2019 song by Sohail Sen

"Ek Chumma" is an Indian Hindi-language song, composed by Sohail Sen with lyrics written by Sameer Anjaan and sung by Sohail Sen, Altamash Faridi and Jyotica Tangri for the soundtrack album of the 2019 Indian film Housefull 4. The music of the song was composed by Sohail Sen while the lyrics were penned by Sameer Anjaan. The music video of the track features Akshay Kumar, Riteish Deshmukh, Bobby Deol, Kriti Sanon, Pooja Hegde and Kriti Kharbanda. It was released on 30 September 2019 as the first single from the album, under the music label T-Series.

==Development==
Sohail Sen composed the music of song which was written by Sameer Anjaan. Later Altamash Faridi, Jyotica Tangri and Sen recorded the song. The song was recorded, mixed and mastered by Eric Pillai - Future Sound Of Bombay in Mumbai. The single is filmed in London.

== Music video ==
The music video features Akshay Kumar, Riteish Deshmukh, Bobby Deol, Kriti Sanon, Pooja Hegde and Kriti Kharbanda dancing in England. The song is choreographed by Farah Khan. The song also features spoofs of members of the British royal family, including Charles III, Camilla Parker Bowles, and Elizabeth II, among others. The video song was officially released on 30 September 2019 under T-Series label, and garned lot of views due to its choreography and picturisation.

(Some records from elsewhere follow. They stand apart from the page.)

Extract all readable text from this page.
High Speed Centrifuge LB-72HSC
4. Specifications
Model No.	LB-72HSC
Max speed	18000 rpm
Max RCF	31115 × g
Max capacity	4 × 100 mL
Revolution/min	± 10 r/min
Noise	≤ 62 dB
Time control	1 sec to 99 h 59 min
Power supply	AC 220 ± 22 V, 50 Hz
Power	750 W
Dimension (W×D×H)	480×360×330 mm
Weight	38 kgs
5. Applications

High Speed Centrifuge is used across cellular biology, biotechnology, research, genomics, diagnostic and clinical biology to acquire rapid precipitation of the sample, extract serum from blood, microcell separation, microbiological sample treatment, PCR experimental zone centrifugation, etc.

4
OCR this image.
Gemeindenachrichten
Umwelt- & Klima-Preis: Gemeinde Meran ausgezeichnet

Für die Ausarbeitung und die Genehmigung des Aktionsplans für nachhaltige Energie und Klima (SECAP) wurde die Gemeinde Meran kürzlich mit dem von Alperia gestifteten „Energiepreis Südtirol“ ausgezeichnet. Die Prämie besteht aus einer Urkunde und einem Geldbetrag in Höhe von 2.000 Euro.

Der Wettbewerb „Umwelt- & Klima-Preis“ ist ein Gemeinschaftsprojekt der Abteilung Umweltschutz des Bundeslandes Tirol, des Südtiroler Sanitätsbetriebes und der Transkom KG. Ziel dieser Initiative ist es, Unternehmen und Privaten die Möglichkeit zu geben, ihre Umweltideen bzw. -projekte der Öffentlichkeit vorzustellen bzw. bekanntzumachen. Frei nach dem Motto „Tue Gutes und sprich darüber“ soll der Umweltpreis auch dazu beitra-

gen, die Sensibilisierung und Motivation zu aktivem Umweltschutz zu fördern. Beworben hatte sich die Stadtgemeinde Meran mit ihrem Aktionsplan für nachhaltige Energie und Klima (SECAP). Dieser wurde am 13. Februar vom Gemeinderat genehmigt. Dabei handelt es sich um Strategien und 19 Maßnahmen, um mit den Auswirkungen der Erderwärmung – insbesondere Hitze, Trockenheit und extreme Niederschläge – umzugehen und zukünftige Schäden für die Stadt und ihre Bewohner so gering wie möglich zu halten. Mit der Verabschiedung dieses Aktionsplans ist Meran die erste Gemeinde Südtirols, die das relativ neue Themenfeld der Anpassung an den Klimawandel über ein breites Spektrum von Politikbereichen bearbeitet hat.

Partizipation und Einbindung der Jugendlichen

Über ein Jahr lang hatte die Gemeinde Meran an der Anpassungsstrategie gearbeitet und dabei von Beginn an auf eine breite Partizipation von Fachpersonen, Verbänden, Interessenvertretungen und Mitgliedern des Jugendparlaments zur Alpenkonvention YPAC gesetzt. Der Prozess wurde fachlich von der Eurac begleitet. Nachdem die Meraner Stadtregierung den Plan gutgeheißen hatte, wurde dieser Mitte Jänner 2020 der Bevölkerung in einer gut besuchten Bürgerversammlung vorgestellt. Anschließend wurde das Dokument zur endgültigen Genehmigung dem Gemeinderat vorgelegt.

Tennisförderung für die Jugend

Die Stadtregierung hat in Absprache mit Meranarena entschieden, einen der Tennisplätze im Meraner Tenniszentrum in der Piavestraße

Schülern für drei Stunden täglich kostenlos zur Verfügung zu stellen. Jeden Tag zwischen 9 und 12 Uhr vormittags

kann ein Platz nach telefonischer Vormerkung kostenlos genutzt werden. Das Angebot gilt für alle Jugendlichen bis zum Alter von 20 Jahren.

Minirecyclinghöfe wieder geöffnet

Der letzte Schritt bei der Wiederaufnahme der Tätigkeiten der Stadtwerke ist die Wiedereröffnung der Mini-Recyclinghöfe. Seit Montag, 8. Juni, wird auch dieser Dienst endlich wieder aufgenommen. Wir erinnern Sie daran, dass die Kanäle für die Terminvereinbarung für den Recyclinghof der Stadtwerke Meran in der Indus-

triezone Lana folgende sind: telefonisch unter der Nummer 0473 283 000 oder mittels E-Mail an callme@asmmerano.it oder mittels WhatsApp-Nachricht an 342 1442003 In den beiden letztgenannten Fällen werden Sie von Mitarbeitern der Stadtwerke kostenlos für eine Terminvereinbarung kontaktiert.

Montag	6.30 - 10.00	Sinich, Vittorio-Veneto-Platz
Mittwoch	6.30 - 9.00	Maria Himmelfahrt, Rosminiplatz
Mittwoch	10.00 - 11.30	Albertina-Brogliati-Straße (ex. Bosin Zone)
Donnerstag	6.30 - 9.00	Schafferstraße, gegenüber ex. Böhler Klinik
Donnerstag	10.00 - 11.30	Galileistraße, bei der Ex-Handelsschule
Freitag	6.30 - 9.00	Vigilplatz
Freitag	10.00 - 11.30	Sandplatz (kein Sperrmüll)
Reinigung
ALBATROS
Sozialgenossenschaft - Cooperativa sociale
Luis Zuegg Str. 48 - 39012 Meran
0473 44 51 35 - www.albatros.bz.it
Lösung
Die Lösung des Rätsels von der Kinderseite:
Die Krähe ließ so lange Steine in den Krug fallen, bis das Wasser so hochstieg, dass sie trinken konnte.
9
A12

=== Background and production ===
On 13 July 2018, Farah Khan, choreographer of "Ek Chumma", through her Twitter handle, tweeted that she had choreographed a "super hit" song, composed by Sohail Sen. Farah Khan choreographed the dance sequences. "Ek Chumma" was shot in July 2018 in London. The song was entirely shot in United Kingdom, over 5 locations spread across London and its outskirts, including at the House of Lords and Kensington Palace. The song picturization took 4 days.

== Release ==
The teaser of the song was released on 28 September 2019. The video was released on 30 September 2020. The lyrical was released on 11 October 2019. The song was made available at iTunes the same day of release and for online streaming at JioSaavn and Gaana on 30 September 2019.

== Reception ==

=== Audience response ===
Upon the release of the full video version of the song, it gained lots of appreciation for its music and choreography.

=== Critical reviews ===
Bollywood Hungama on reviewing the music of the soundtrack wrote that "There is a signature Housefull feel to the manner in which 'Ek Chumma' kick-starts the proceedings for Housefull 4. When it comes to the franchise, the music is expected to be peppy, lively and catering to the masses. This is what is the case with this Sameer Anjaan written number as well which has composer Sohail Sen also come behind the mike along with Altamash Faridi and Jyotica Tangri."

The Times of India stated that "Ek Chumma', has the clichéd ‘been there, heard that’ soundscape with a generous use of mandolin, clarinet, violin and percussions. Sung by Sohail Sen, Altamash Faridi and Jyotica Tangri, this track has been penned by Sameer Anjaan and the creators have succeeded in making it sound rather pedestrian."

==Music credits==
Credits adapted from T-Series.

- Sohail Sen – composer, programmer, arranger, vocals
- Altamash Faridi – vocals
- Jyotica Tangri – vocals
- Sameer Anjaan – lyrics
- Suresh Lalwani – arranger, violin
- Sameer Sen – rhythm, darabuka
- Jagdish Lalwani – programmer
- Chandrakant L – mandolin
- Sanjeev Sen – darabuka
- Raju Sardar – darabuka
- Rajkumar Sodha – clarinet
- Suresh Soni – percussions
- Pratap Rath – percussions
- John Hunt – percussions
- Shantanu Hudlikar – recording engineer
- Abhishek Khandelwal – recording engineer, assistance mixing, assistance mastering
- Manasi Tare – recording engineer
- Eric Pillai – mixing, mastering [at Future Sound of Bombay]
- Michael Edwin Pillai – assistance mixing
- Farah Khan – choreography
- Mathew McVarish Raymond

== Legacy ==
This song inspired the song "Loota Re" from the Pakistani film Quaid-e-Azam Zindabad (2022).

== Controversy ==
The song has received backlash for being "regressive", "entitled" and "sexist". As a response, Sanon in an interview with Mid-Day said "How is it regressive? The boys are saying [those lines] to their partner, not to a stranger. If Ek Chumma was disrespectful towards women, I would have spoken up."